6 Leadership Principles from the Old Testament

Don’t argue if you’re angry.

“Wait a minute,” you may be thinking. “Do you mean I’m never supposed to disagree with anyone?”

That’s not it at all! The Bible simply teaches that when we differ with someone, we shouldn’t quarrel. We can disagree, but we don’t have to be harsh.

The following principles from Proverbs point out that when we’re at odds with someone, anger doesn’t pay.

1. Self-control is paramount. Proverbs 29:11 (CSB) says, “A fool gives full vent to his anger, but a wise man holds it in check.”  

2. People shouldn’t be protected from the consequences of their anger. “A hot-tempered person must pay the penalty; rescue them, and you will have to do it again” (Prov. 19:19, NIV).

3. Heated arguments don’t end well. “Starting a quarrel is like breaching a dam; so drop the matter before a dispute breaks out” (Prov. 17:14, NIV).

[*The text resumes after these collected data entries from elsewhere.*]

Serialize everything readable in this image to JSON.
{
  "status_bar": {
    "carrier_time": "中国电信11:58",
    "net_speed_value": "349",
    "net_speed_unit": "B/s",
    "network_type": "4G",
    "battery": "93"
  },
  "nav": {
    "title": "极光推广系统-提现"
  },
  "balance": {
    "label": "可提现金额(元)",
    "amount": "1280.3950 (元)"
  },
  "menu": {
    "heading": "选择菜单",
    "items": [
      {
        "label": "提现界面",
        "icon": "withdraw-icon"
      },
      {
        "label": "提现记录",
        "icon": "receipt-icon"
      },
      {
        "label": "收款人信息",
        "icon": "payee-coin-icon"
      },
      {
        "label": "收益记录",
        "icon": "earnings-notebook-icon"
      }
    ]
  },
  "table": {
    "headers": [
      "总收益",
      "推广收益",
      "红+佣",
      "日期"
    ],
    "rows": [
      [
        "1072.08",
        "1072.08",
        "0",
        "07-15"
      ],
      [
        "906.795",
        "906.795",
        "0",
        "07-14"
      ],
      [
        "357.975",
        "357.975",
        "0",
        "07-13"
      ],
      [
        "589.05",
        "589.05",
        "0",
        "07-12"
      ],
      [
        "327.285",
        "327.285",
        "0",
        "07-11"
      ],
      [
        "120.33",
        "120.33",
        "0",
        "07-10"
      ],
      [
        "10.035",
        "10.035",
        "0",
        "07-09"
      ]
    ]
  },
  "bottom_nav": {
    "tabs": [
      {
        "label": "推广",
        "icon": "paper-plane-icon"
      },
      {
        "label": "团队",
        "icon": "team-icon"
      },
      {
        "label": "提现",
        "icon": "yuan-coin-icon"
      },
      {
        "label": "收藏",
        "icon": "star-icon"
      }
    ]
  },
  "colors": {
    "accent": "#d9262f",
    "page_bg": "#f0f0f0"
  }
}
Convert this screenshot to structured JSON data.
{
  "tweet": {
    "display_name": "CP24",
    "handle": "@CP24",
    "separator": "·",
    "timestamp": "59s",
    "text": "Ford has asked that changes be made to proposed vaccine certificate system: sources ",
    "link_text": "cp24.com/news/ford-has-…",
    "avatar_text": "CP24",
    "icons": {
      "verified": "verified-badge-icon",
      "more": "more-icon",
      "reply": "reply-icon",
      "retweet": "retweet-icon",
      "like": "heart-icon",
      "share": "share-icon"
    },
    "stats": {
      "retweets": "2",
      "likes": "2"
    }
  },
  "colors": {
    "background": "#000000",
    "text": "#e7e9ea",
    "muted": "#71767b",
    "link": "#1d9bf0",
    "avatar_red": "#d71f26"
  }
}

4. Being quiet keeps us out of trouble. “The one who guards his mouth and tongue keeps himself out of trouble” (Prov. 21:23, CSB).

5. If we’re quiet, we appear wise. “Even a fool is considered wise when he keeps silent, discerning, when he seals his lips” (Prov. 17:28, CSB).

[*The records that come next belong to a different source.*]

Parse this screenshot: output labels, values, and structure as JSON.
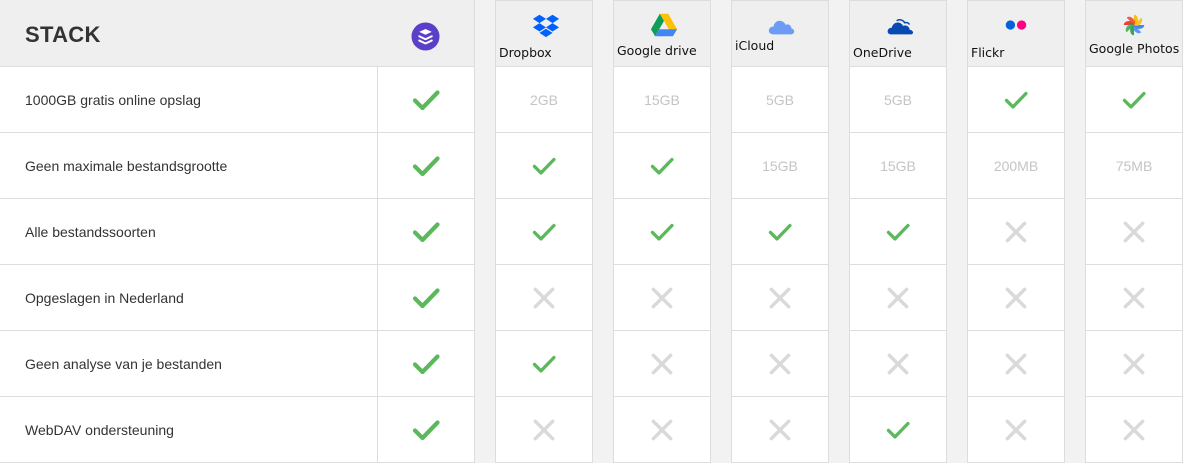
{
  "header": {
    "title": "STACK",
    "logo_icon": "stack-logo-icon",
    "accent": "#5b3fc8"
  },
  "colors": {
    "check": "#5cb85c",
    "cross": "#d9d9d9",
    "muted_text": "#c4c4c4"
  },
  "features": [
    {
      "label": "1000GB gratis online opslag",
      "stack": "check"
    },
    {
      "label": "Geen maximale bestandsgrootte",
      "stack": "check"
    },
    {
      "label": "Alle bestandssoorten",
      "stack": "check"
    },
    {
      "label": "Opgeslagen in Nederland",
      "stack": "check"
    },
    {
      "label": "Geen analyse van je bestanden",
      "stack": "check"
    },
    {
      "label": "WebDAV ondersteuning",
      "stack": "check"
    }
  ],
  "providers": [
    {
      "name": "Dropbox",
      "icon": "dropbox-icon",
      "values": [
        {
          "kind": "text",
          "text": "2GB"
        },
        {
          "kind": "check"
        },
        {
          "kind": "check"
        },
        {
          "kind": "cross"
        },
        {
          "kind": "check"
        },
        {
          "kind": "cross"
        }
      ]
    },
    {
      "name": "Google drive",
      "icon": "google-drive-icon",
      "values": [
        {
          "kind": "text",
          "text": "15GB"
        },
        {
          "kind": "check"
        },
        {
          "kind": "check"
        },
        {
          "kind": "cross"
        },
        {
          "kind": "cross"
        },
        {
          "kind": "cross"
        }
      ]
    },
    {
      "name": "iCloud",
      "icon": "icloud-icon",
      "values": [
        {
          "kind": "text",
          "text": "5GB"
        },
        {
          "kind": "text",
          "text": "15GB"
        },
        {
          "kind": "check"
        },
        {
          "kind": "cross"
        },
        {
          "kind": "cross"
        },
        {
          "kind": "cross"
        }
      ]
    },
    {
      "name": "OneDrive",
      "icon": "onedrive-icon",
      "values": [
        {
          "kind": "text",
          "text": "5GB"
        },
        {
          "kind": "text",
          "text": "15GB"
        },
        {
          "kind": "check"
        },
        {
          "kind": "cross"
        },
        {
          "kind": "cross"
        },
        {
          "kind": "check"
        }
      ]
    },
    {
      "name": "Flickr",
      "icon": "flickr-icon",
      "values": [
        {
          "kind": "check"
        },
        {
          "kind": "text",
          "text": "200MB"
        },
        {
          "kind": "cross"
        },
        {
          "kind": "cross"
        },
        {
          "kind": "cross"
        },
        {
          "kind": "cross"
        }
      ]
    },
    {
      "name": "Google Photos",
      "icon": "google-photos-icon",
      "values": [
        {
          "kind": "check"
        },
        {
          "kind": "text",
          "text": "75MB"
        },
        {
          "kind": "cross"
        },
        {
          "kind": "cross"
        },
        {
          "kind": "cross"
        },
        {
          "kind": "cross"
        }
      ]
    }
  ]
}
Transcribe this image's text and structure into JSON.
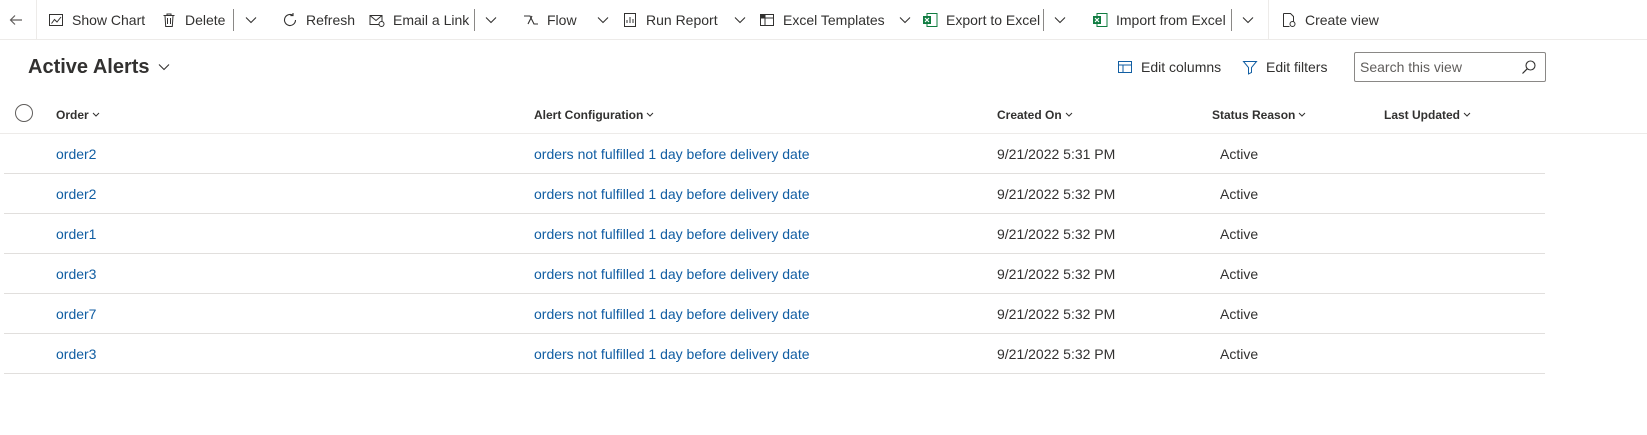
{
  "toolbar": {
    "back_label": "",
    "show_chart": "Show Chart",
    "delete": "Delete",
    "refresh": "Refresh",
    "email_link": "Email a Link",
    "flow": "Flow",
    "run_report": "Run Report",
    "excel_templates": "Excel Templates",
    "export_excel": "Export to Excel",
    "import_excel": "Import from Excel",
    "create_view": "Create view"
  },
  "view": {
    "title": "Active Alerts",
    "edit_columns": "Edit columns",
    "edit_filters": "Edit filters",
    "search_placeholder": "Search this view"
  },
  "grid": {
    "columns": [
      "Order",
      "Alert Configuration",
      "Created On",
      "Status Reason",
      "Last Updated"
    ],
    "rows": [
      {
        "order": "order2",
        "alert": "orders not fulfilled 1 day before delivery date",
        "created": "9/21/2022 5:31 PM",
        "status": "Active",
        "updated": ""
      },
      {
        "order": "order2",
        "alert": "orders not fulfilled 1 day before delivery date",
        "created": "9/21/2022 5:32 PM",
        "status": "Active",
        "updated": ""
      },
      {
        "order": "order1",
        "alert": "orders not fulfilled 1 day before delivery date",
        "created": "9/21/2022 5:32 PM",
        "status": "Active",
        "updated": ""
      },
      {
        "order": "order3",
        "alert": "orders not fulfilled 1 day before delivery date",
        "created": "9/21/2022 5:32 PM",
        "status": "Active",
        "updated": ""
      },
      {
        "order": "order7",
        "alert": "orders not fulfilled 1 day before delivery date",
        "created": "9/21/2022 5:32 PM",
        "status": "Active",
        "updated": ""
      },
      {
        "order": "order3",
        "alert": "orders not fulfilled 1 day before delivery date",
        "created": "9/21/2022 5:32 PM",
        "status": "Active",
        "updated": ""
      }
    ]
  },
  "colors": {
    "link": "#115ea3",
    "text": "#323130",
    "excel_green": "#107c41",
    "divider": "#e1dfdd"
  }
}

6. We shouldn’t overreact to a leader’s anger. Defensiveness and angry responses often only incite those in authority to increase their intensity. “A king’s fury is a messenger of death, but a wise man appeases it. When a king’s face lights up, there is life; his favor is like a cloud with spring rain” (Prov. 16:14–15, CSB). 

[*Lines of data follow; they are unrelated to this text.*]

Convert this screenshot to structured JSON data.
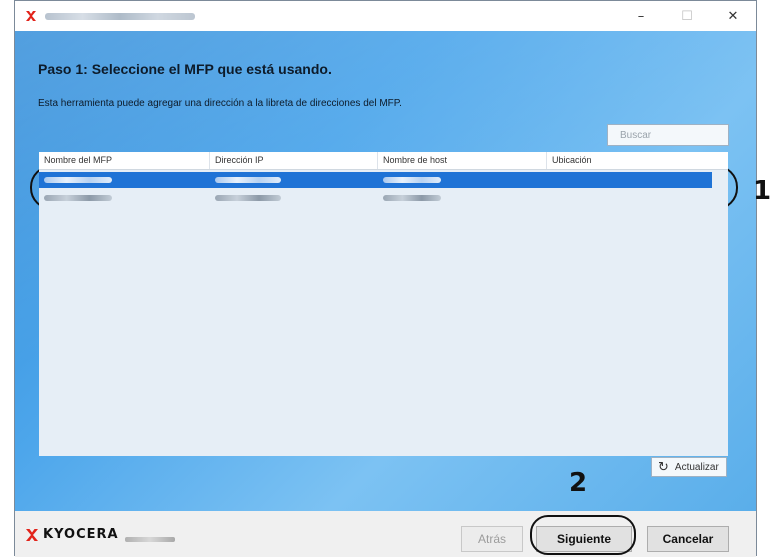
{
  "window": {
    "controls": {
      "minimize": "–",
      "maximize": "☐",
      "close": "✕"
    }
  },
  "page": {
    "step_title": "Paso 1: Seleccione el MFP que está usando.",
    "description": "Esta herramienta puede agregar una dirección a la libreta de direcciones del MFP.",
    "search_placeholder": "Buscar"
  },
  "table": {
    "columns": [
      "Nombre del MFP",
      "Dirección IP",
      "Nombre de host",
      "Ubicación"
    ],
    "rows_count_visible": 2,
    "selected_row": 1
  },
  "actions": {
    "refresh_label": "Actualizar",
    "back_label": "Atrás",
    "next_label": "Siguiente",
    "cancel_label": "Cancelar"
  },
  "branding": {
    "logo_text": "KYOCERA"
  },
  "callouts": {
    "first": "1",
    "second": "2"
  },
  "colors": {
    "accent": "#1f73d6",
    "logo_red": "#e2231a",
    "panel_blue": "#4da6eb"
  },
  "icons": {
    "app": "kyocera-icon",
    "refresh": "refresh-icon"
  }
}
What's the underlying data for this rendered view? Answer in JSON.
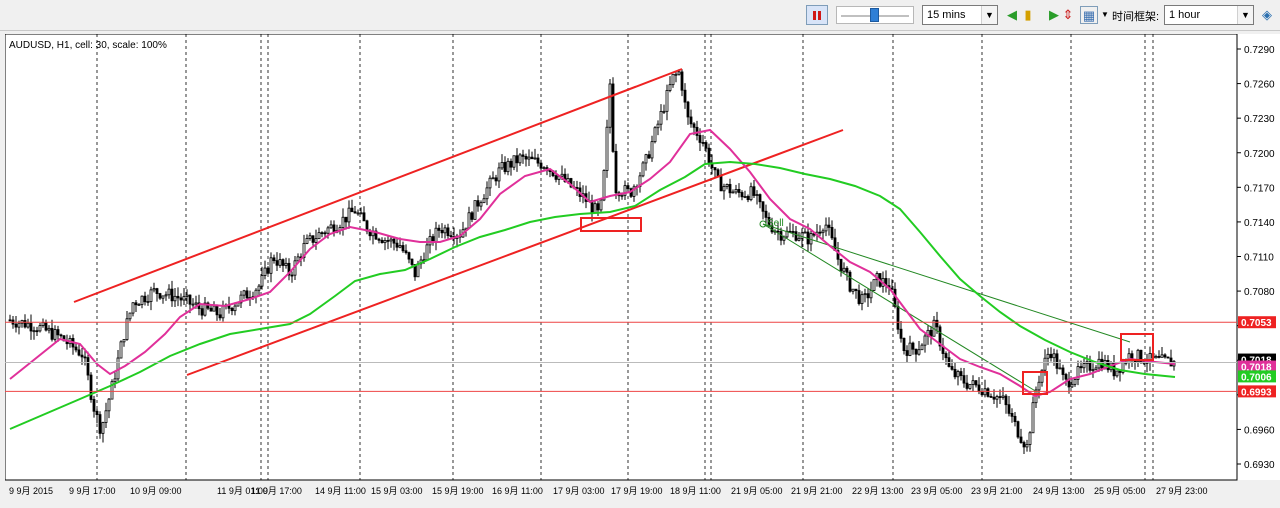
{
  "toolbar": {
    "timeframe_value": "15 mins",
    "timeframe_label": "时间框架:",
    "period_value": "1 hour"
  },
  "chart": {
    "info": "AUDUSD, H1, cell: 30, scale: 100%",
    "sell_label": "Sell",
    "price_ticks": [
      0.729,
      0.726,
      0.723,
      0.72,
      0.717,
      0.714,
      0.711,
      0.708,
      0.705,
      0.702,
      0.699,
      0.696,
      0.693
    ],
    "price_tick_labels": [
      "0.7290",
      "0.7260",
      "0.7230",
      "0.7200",
      "0.7170",
      "0.7140",
      "0.7110",
      "0.7080",
      "",
      "",
      "",
      "0.6960",
      "0.6930"
    ],
    "time_labels": [
      "9 9月 2015",
      "9 9月 17:00",
      "10 9月 09:00",
      "11 9月 01:00",
      "11 9月 17:00",
      "14 9月 11:00",
      "15 9月 03:00",
      "15 9月 19:00",
      "16 9月 11:00",
      "17 9月 03:00",
      "17 9月 19:00",
      "18 9月 11:00",
      "21 9月 05:00",
      "21 9月 21:00",
      "22 9月 13:00",
      "23 9月 05:00",
      "23 9月 21:00",
      "24 9月 13:00",
      "25 9月 05:00",
      "27 9月 23:00"
    ],
    "price_badges": [
      {
        "value": "0.7053",
        "color": "#ee2222",
        "text_color": "#ffffff"
      },
      {
        "value": "0.7018",
        "color": "#000000",
        "text_color": "#ffffff"
      },
      {
        "value": "0.7018",
        "color": "#e0309a",
        "text_color": "#ffffff"
      },
      {
        "value": "0.7006",
        "color": "#22cc22",
        "text_color": "#ffffff"
      },
      {
        "value": "0.6993",
        "color": "#ee2222",
        "text_color": "#ffffff"
      }
    ],
    "colors": {
      "candle": "#000000",
      "fast_ma": "#e0309a",
      "slow_ma": "#22cc22",
      "channel": "#ee2222",
      "trend": "#228822"
    }
  }
}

The biblical way to differ with someone begins inside us. If we allow anger in, we’ll argue with the intent to dominate. If we instead try to arrive at truth that benefits everyone (even our opponent), we will speak with reason and conviction. 

Thinking back on any arguments you’ve had, do you recognize how anger might have influenced your words? Based on today’s Scriptures, how could you have handled those arguments better?